Posted by Dave Letcavage
Supporting a good time
Way back in the days when video games in general were often referred to as 'Nintendo' games, a little gem called Tetris was packaged-in with the Game Boy, and it helped catapult the handheld to dominating heights. A couple of years later SEGA released the Game Gear, and in what can only be seen as an attempt to capitalize on the same success as Nintendo, it bundled in a falling-block game called Columns. Now over 20 years later, SEGA’s answer to Tetris has surfaced in the 3DS eShop, but the question is – are these columns strong enough to support a purchase?
Here, columns comprised of three jewels – of varying colors – descend from the top of the screen one at a time. The goal is to stack these columns to align three or more jewels of the same colour, which will clear up space and earn points – they can be matched horizontally, vertically, and even diagonally. As you progress, things begin to speed up, and if your stack reaches the top of the screen, it’s game over.
Sound familiar? It mostly is.
Controls are simple; move the falling columns from left to right, while the A-button will reorder the jewels within them. Despite the necessary strategy and skill that’s required to set high scores, that’s about the extent of the gameplay mechanics. This accessibility is the beauty of a puzzler like this, as it’s immediately understandable gamers of all levels, yet still cerebral and rewarding enough for veterans to master.
The game is broken up into two main modes; Original and Flash. An Original match is a straightforward affair that will have you surviving as long as you can while attempting to set a high score. It’s all very traditional, extremely effective, and nearly impossible to play only once. In Flash, you’ll have to clear away a flashing block at the bottom of a pre-existing pile to win the match. When selecting either of these modes, you’ll have the option to select difficulty, song, level (which is basically falling speed), and even how you’d like the pieces to look – shaped like fruit, suits of playing cards, dice, or standard blocks.
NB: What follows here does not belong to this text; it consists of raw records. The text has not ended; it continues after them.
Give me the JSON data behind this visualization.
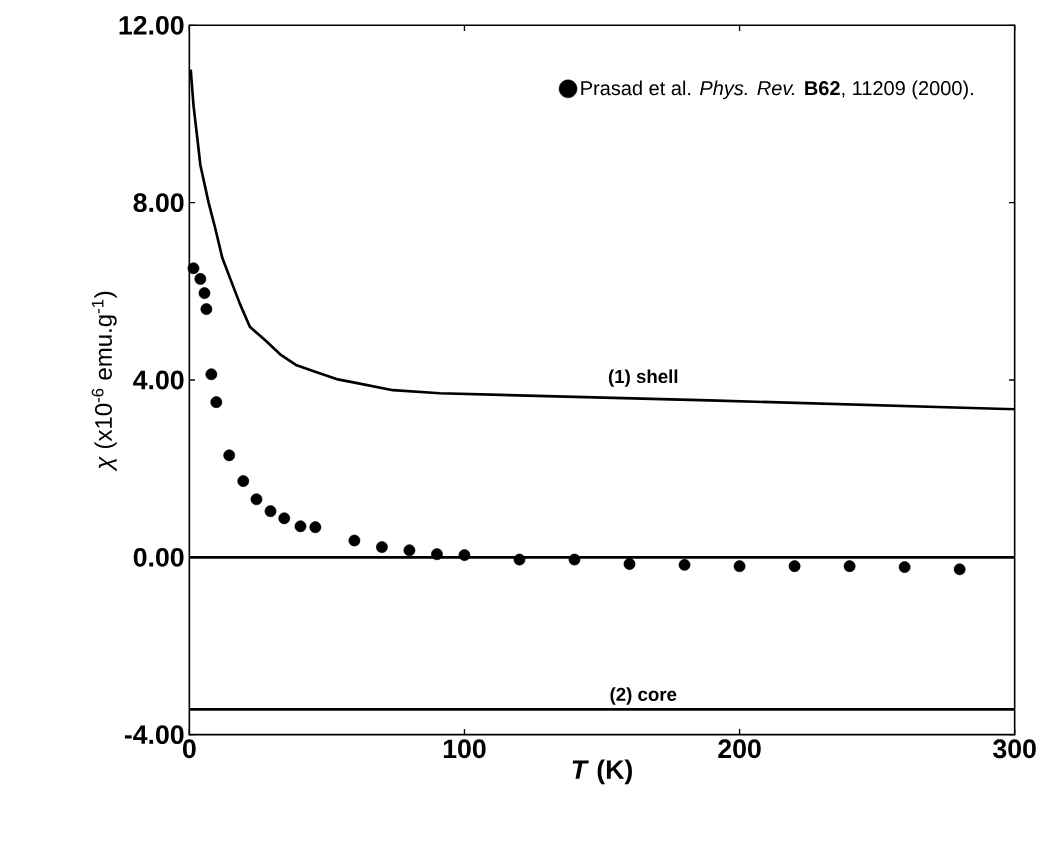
{
  "chart_data": {
    "type": "scatter",
    "xlabel": "*T* (K)",
    "ylabel": "*χ* (x10$^{-6}$ emu.g$^{-1}$)",
    "xlim": [
      0,
      300
    ],
    "ylim": [
      -4,
      12
    ],
    "xticks": [
      0,
      100,
      200,
      300
    ],
    "yticks": [
      {
        "value": -4,
        "label": "-4.00"
      },
      {
        "value": 0,
        "label": "0.00"
      },
      {
        "value": 4,
        "label": "4.00"
      },
      {
        "value": 8,
        "label": "8.00"
      },
      {
        "value": 12,
        "label": "12.00"
      }
    ],
    "series": [
      {
        "name": "Prasad et al. *Phys. Rev.* **B62**, 11209 (2000).",
        "marker": "circle",
        "color": "#000000",
        "x": [
          1.5,
          4,
          5.5,
          6.2,
          8,
          9.8,
          14.5,
          19.6,
          24.4,
          29.5,
          34.5,
          40.4,
          45.8,
          60,
          70,
          80,
          90,
          100,
          120,
          140,
          160,
          180,
          200,
          220,
          240,
          260,
          280
        ],
        "values": [
          6.52,
          6.28,
          5.96,
          5.6,
          4.13,
          3.5,
          2.3,
          1.72,
          1.31,
          1.04,
          0.88,
          0.7,
          0.68,
          0.38,
          0.23,
          0.16,
          0.07,
          0.05,
          -0.05,
          -0.05,
          -0.15,
          -0.17,
          -0.2,
          -0.2,
          -0.2,
          -0.22,
          -0.27
        ]
      },
      {
        "name": "(1) shell",
        "type": "line",
        "color": "#000000",
        "x": [
          0.5,
          1.5,
          3,
          4,
          7,
          9.5,
          12,
          16,
          18.5,
          22,
          27.5,
          33,
          39,
          46,
          53.5,
          61,
          74,
          91,
          189,
          300
        ],
        "values": [
          11.0,
          10.2,
          9.4,
          8.85,
          8.0,
          7.4,
          6.75,
          6.1,
          5.7,
          5.2,
          4.9,
          4.58,
          4.33,
          4.18,
          4.02,
          3.93,
          3.77,
          3.7,
          3.54,
          3.34
        ]
      }
    ],
    "ref_lines": [
      {
        "axis": "y",
        "value": 0,
        "color": "#000000"
      },
      {
        "axis": "y",
        "value": -3.43,
        "label": "(2) core",
        "color": "#000000"
      }
    ],
    "legend": "top right",
    "line_style": "solid",
    "grid": false
  }
}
Those who like the thrill of local head-to-head gaming will be happy to know that there’s the option for a two player versus match, though it requires each person to have a copy of the software. You can play the same modes available in single player, but for the sake of shaking things up, clearing a combination of jewels or columns will add blocks to the opponents screen, leading to many tense and exciting moments. We recommend that you definitely take advantage of this multiplayer feature if you have the opportunity.
If there’s one major downfall of Columns, it’s that things often get unmanageable too quickly. In a game like Tetris, where you need to fit shapes into openings, it can almost be done reactively and with your peripheral vision, but here, lining up colours requires greater thought and planning. When the action begins moving at a blistering pace, it’s nearly impossible to place columns where you’d like them to go. The game would have assuredly played much better had things escalated a bit more gradually.
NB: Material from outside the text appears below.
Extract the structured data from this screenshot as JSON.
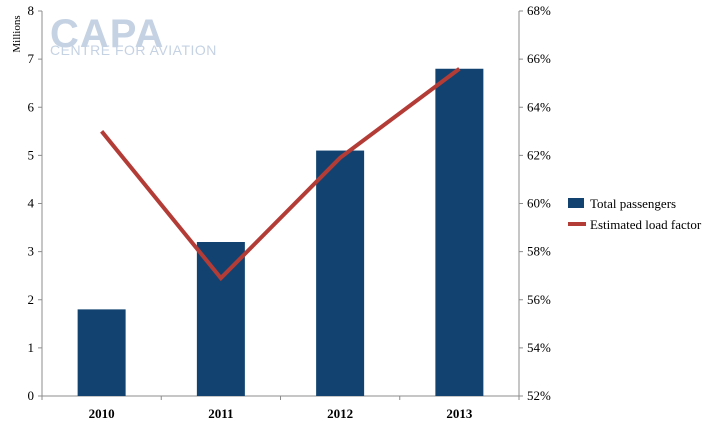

As far as the audio goes, it’s a mixed bag of mediocre and, well, slightly above mediocre. The sound effects are a bit sparse and lack a sense of purpose, and while none of the music is particularly memorable, it’s not terrible, either. Additionally, aspects of the visual presentation – like the boring grey and blue backgrounds – are rather drab, though that may have been intentional to keep the focus on the vibrant coloured game pieces. Luckily none of this affects gameplay, though it is noticeable.
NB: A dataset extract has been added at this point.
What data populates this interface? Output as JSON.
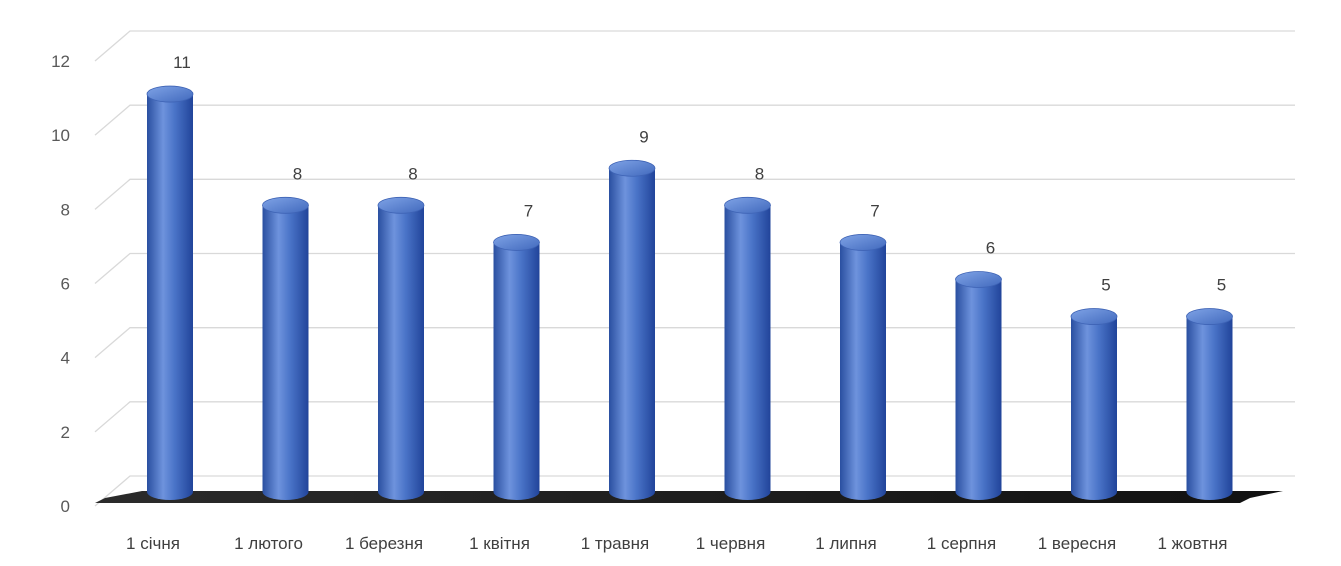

If you’re looking for a solid puzzle game to help kill 20 minutes here and there, or if you’re addicted to setting high scores, definitely give Columns a look. There isn’t much variety, or depth, but there’s healthy amount of fun for a reasonable price. Anyone looking for something unique, or with a sense of progression, should move on – these aren’t the jewels you’re looking for.
In a lot of ways Columns is certainly similar to Tetris, but in the same breath, it has just enough variation to feel like its own experience. The gameplay functions mostly without hindrance, and like many puzzlers it possesses that “one more time” style of action. While there are some shortcomings in the form of mediocre sound, bland visual presentation, and an overwhelming spike in difficulty, these things don’t make Columns any less addicting to play. Tetris this is not, but it’s still a fun game, regardless.